My sister’s partner had a big birthday and she arranged a mild event for him at the weekend which passed off very well until the moment I realised that I was the oldest person at the lunch table. I mean everyone else was still having a good time but I was, as the young people say, shooketh.
She also brought me more papers from my parents’ house which I have been dutifully sifting through.
Here is my father in 1946 looking very slender in a picture from his time as a college debater in UCC. More women than I would have expected (expectation – none).
I also found this menu from Jammet’s from 1946. I enjoyed the “It is illegal to serve butter with lunch or dinner”.
On the back, it’s signed by a variety of artistic luminaries and some people unknown to Wikipedia (Lady Cornelius McGillicuddy anyone?).

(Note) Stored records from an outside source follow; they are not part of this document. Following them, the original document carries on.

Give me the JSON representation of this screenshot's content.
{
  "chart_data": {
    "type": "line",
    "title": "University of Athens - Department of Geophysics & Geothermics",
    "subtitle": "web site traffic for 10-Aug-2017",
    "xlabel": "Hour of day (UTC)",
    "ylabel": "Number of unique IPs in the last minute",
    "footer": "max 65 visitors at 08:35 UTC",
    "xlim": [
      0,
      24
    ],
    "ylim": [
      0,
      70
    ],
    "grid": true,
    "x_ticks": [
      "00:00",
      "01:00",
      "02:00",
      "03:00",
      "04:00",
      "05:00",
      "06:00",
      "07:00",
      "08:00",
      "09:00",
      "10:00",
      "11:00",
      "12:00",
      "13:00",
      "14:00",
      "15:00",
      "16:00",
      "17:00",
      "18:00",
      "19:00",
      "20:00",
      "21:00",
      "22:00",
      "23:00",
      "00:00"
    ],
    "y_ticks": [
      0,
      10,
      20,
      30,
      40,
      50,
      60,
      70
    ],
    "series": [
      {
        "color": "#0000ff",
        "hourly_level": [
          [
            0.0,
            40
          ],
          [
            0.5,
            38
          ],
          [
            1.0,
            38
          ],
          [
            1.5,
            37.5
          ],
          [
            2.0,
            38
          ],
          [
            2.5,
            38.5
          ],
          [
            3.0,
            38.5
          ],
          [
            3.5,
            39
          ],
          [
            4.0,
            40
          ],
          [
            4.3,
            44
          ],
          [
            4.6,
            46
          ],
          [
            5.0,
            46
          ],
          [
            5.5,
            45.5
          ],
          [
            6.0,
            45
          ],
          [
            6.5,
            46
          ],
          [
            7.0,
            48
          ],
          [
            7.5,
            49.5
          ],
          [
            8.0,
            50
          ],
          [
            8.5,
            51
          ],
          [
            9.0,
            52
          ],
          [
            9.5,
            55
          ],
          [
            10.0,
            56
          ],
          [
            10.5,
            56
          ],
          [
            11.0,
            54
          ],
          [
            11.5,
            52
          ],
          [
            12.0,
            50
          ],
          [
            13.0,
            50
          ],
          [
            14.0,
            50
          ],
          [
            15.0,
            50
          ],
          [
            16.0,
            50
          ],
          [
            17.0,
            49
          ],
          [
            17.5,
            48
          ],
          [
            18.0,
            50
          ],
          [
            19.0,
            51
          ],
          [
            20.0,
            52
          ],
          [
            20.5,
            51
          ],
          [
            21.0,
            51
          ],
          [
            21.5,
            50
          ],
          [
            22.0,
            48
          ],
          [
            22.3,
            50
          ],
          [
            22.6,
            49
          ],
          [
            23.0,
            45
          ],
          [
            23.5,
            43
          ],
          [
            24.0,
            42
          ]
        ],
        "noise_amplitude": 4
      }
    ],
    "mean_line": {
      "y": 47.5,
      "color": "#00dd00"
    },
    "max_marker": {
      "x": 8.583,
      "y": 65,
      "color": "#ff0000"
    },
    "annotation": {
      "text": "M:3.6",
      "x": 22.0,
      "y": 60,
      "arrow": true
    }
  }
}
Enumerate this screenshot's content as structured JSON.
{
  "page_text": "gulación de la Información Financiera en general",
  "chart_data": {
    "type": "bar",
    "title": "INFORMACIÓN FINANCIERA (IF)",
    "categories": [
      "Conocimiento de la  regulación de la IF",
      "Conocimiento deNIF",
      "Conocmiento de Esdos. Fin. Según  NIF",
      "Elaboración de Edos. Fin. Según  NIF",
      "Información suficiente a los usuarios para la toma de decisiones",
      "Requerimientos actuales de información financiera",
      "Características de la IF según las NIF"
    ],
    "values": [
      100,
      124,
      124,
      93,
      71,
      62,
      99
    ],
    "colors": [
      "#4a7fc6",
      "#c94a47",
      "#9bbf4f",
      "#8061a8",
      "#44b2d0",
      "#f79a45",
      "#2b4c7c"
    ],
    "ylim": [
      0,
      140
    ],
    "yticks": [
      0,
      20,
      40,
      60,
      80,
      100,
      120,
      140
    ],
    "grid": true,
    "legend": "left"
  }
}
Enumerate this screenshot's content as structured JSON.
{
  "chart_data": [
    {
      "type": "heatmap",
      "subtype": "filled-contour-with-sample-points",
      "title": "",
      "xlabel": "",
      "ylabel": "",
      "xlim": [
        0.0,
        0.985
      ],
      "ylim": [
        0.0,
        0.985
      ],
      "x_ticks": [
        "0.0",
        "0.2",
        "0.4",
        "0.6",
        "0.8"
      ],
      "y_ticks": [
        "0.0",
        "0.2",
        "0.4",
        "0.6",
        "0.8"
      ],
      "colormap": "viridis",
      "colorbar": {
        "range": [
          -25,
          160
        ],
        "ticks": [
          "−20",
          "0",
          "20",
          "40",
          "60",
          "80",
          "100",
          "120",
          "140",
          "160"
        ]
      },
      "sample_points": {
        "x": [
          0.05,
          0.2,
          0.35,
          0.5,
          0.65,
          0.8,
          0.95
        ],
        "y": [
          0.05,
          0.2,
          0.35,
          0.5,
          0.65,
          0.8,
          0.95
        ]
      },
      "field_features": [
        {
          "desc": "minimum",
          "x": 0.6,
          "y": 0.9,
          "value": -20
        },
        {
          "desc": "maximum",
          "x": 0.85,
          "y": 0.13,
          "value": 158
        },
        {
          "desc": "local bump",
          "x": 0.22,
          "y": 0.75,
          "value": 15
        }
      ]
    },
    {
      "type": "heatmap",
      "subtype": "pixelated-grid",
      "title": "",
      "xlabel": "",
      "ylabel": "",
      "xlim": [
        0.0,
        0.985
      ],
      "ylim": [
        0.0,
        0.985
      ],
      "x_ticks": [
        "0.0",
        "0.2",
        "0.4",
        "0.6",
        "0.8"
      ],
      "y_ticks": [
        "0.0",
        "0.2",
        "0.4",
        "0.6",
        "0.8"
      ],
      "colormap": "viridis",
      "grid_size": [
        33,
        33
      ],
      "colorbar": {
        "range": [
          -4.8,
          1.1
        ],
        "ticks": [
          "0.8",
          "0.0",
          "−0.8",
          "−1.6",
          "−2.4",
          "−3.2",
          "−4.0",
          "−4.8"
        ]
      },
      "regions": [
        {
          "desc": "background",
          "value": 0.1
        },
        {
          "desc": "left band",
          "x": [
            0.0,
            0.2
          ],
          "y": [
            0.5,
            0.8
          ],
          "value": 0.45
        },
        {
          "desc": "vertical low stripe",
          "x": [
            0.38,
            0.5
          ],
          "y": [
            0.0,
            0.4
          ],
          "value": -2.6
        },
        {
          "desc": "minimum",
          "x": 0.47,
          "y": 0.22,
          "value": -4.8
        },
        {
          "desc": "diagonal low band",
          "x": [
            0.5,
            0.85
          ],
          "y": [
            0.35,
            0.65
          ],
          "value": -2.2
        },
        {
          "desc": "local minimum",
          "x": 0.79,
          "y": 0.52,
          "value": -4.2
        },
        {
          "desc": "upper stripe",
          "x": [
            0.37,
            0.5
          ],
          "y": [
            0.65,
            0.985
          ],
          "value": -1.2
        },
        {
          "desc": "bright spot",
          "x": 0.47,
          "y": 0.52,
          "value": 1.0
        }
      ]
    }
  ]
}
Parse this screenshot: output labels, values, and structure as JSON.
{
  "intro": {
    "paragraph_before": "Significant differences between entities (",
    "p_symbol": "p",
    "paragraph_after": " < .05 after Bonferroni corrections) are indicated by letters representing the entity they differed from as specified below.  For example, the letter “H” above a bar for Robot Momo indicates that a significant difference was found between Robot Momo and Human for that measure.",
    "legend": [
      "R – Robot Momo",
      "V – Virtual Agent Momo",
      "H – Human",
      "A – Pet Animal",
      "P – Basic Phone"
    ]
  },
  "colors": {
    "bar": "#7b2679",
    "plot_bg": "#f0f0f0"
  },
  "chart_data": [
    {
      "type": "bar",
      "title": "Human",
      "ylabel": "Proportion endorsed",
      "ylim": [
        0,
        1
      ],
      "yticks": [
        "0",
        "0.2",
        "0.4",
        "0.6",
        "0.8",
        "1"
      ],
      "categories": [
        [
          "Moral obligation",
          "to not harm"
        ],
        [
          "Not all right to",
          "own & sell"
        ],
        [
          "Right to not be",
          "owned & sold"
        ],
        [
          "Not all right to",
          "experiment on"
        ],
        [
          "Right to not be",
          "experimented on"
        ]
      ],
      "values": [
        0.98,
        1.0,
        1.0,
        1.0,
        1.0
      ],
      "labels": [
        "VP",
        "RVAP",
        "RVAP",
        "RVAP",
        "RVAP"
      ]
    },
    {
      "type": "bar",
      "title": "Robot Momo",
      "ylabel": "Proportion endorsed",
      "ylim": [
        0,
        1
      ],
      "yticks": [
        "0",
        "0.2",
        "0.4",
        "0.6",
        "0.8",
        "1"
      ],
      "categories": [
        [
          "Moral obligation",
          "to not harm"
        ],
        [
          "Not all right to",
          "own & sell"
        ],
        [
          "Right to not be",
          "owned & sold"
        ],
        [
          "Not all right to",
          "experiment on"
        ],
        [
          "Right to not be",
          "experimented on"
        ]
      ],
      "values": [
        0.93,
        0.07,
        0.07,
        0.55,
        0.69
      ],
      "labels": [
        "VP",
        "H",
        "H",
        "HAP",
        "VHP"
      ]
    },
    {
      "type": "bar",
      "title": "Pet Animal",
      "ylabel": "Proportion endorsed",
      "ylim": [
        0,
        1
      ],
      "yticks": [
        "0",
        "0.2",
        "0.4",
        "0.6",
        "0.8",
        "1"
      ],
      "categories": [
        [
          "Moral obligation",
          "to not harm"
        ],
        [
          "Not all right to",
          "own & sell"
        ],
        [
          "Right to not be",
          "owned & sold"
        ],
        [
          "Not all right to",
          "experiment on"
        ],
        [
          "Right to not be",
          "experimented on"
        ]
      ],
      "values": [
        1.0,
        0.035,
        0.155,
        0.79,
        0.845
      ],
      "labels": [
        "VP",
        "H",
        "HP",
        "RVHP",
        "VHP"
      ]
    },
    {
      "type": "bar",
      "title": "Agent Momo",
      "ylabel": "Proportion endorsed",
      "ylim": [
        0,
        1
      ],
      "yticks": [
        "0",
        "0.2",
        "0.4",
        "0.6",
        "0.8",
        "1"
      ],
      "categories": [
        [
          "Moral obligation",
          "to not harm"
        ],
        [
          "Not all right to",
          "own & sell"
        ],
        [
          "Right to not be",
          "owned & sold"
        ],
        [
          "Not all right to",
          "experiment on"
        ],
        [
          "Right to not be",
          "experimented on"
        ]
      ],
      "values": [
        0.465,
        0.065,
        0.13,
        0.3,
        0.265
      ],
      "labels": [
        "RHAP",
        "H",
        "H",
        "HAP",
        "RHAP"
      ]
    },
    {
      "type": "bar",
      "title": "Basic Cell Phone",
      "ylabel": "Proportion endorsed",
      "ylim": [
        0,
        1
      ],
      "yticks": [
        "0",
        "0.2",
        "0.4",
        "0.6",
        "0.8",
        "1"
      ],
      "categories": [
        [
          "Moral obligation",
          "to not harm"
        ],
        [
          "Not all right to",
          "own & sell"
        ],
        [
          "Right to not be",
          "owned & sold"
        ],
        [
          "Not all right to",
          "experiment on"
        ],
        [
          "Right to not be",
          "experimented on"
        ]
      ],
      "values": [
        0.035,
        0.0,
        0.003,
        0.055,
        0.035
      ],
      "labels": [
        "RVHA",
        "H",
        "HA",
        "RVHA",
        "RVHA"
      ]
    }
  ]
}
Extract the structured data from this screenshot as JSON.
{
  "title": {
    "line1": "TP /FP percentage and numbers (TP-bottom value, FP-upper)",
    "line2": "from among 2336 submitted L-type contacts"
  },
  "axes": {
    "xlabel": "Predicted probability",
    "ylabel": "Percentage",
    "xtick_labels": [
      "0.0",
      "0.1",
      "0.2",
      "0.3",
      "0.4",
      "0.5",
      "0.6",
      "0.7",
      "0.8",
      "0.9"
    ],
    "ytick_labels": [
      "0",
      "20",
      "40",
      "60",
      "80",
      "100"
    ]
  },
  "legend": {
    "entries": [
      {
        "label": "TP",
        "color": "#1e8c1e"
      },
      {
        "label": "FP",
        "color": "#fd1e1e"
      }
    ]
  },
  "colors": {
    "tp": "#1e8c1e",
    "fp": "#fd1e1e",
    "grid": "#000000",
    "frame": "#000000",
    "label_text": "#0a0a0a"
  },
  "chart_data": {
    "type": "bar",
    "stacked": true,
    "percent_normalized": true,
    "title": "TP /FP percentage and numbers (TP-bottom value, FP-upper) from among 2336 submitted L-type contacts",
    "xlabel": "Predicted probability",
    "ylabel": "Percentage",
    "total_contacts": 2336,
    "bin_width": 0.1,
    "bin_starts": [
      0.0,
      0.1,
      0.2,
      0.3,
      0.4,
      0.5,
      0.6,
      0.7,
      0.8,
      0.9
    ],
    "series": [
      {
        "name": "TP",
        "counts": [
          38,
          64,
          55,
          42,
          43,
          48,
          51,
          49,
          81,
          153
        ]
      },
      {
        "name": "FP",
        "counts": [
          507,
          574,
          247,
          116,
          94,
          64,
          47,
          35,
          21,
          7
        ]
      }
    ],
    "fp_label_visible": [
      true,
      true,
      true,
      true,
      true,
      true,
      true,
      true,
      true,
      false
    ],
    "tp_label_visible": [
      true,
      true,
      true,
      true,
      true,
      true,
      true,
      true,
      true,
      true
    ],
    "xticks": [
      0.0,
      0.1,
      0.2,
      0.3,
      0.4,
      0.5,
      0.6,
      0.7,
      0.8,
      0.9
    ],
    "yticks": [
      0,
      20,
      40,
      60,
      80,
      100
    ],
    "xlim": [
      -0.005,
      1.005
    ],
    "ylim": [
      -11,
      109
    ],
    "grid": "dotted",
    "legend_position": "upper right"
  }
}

Where did this come from? I am not related to any of the signatories as far as I know (and I feel I would know). Did some relative of mine disturb these people at their dinner? In fairness, that seems very unlikely. It also seems pretty unlikely that any relative of mine would be running with such a lofty, arty crowd. At best, we were much more commerce than art. A mystery, probably not one which will ever be resolved at this point.
I also found my mother’s French copy book from secondary school in the late 40s/early 50s. I have no idea why she kept it, as honestly, it is a record of academic misery. It didn’t seem that bad to me – I mean super handwriting and some difficult topics covered in the text – but the marks were less than stellar. I asked Mr. Waffle to have a look and having seen the teacher’s handwriting he asked whether the teacher was French. I think she was actually, as my mother’s school was run by an order of French nuns and I have vague recollections of her talking of her ongoing struggles with the francophone nuns (some of them were definitely Irish though including the fantastically named Mother Borgia of whom my mother was very fond and who came to visit us a number of times – she taught physics, however, which was where my mother’s strengths lay). Anyway, those nuns, they set high standards and my mother’s French, imperfect though it may have been served us in good stead on holidays in France in the 70s and 80s.
More news from the archives as we get it.